The solar systems at Merrill Farms are generating approximately $60,000 per acre of revenue annually with $12 million of gross energy savings and $4.2 million in cash flow over 25 years. Using the federal Investment Tax Credit incentive, 30 percent of the system costs are offset, while Merrill’s energy costs on these ranches are fixed for years. In addition, the solar systems qualify for accelerated depreciation and are exempt from real and personal property taxes.
“The projects also required very little upfront investment due to attractive financing that was secured, and the energy savings will pay off the loan,” Aaron tells me. “Solar also helps Merrill Farms meet its customers’ sustainability requirements and supply chain reporting criteria.”
When I ask Aaron where the challenges to reaping the benefits lie, he tells me it is in the complexity of renewable energy. This complexity resides in five major areas:
- Analysis – the upfront feasibility analysis is more complicated than customers sometimes understand. There are over 3,000 utilities in the U.S., and even within California utilities, there are multiple rate structures and differing rules. In addition, knowing the possible solar or battery storage system tradeoffs, appropriate installation service providers and costs, financing opportunities, taxes and incentives, and the like all need to be understood and modeled properly.
- Technologies - understanding which technologies are appropriate for a given application, which ones are mature, have valid warranties, etc.
- Vendors – deciding which vendor(s) to use and the appropriate project costs (each vendor has different strengths, areas of focus, preferred project types).

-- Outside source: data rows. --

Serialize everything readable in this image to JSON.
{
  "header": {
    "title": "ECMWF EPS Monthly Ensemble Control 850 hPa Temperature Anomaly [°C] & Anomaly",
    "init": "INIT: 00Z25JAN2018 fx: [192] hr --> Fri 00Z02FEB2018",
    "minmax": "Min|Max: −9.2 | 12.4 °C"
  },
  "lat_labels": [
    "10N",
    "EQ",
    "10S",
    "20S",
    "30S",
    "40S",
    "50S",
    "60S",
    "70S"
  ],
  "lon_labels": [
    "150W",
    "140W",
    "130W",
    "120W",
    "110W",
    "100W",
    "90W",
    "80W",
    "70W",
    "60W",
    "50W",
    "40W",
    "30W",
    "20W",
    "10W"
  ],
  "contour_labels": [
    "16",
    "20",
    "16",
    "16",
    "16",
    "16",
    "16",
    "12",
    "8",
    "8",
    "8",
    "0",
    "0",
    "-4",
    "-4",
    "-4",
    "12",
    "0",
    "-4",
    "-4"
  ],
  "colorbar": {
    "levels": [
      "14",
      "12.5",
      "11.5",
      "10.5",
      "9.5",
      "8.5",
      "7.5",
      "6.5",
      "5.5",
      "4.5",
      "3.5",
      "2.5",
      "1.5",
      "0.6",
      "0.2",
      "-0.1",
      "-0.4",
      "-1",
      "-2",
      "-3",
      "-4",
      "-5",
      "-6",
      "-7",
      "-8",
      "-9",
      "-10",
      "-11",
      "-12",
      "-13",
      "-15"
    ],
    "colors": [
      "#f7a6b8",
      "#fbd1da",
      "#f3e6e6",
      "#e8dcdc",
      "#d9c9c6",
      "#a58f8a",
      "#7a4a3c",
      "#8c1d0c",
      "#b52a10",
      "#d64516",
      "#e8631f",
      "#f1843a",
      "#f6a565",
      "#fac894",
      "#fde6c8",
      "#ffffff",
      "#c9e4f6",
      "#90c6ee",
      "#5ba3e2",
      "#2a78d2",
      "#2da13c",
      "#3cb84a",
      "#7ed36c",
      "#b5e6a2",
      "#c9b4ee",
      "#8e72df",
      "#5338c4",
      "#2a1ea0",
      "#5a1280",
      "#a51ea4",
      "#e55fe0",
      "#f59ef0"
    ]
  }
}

California farmers receive a wide variety of proposals from differing vendors, sometimes with conflicting information, and it can be difficult to determine what makes sense for them.
- Utility Issues – in addition to understanding the utility rates, there are also various rules, permitting issues and the grid interconnection process, all of which can be complex and time-consuming.
- Financing – considering which financing alternatives are best for various agricultural operations considering their own unique needs
So, what is Alta Energy looking for in a partnership and a client?
“Ideal clients are growers, processors, shippers, dairy operators, and farmland owners with different locations throughout California and even across the country,” Aaron says. “In terms of size–for growers, 250 acres or larger and agricultural enterprises with integrated operations and complex energy needs. Also, companies desiring to improve their sustainability and create additional brand value with their customers.”
With many projects under its belt, Alta Energy is empowering enterprises to make a greater impact on sustainability in 2017, and it looks to be an amazing year ahead.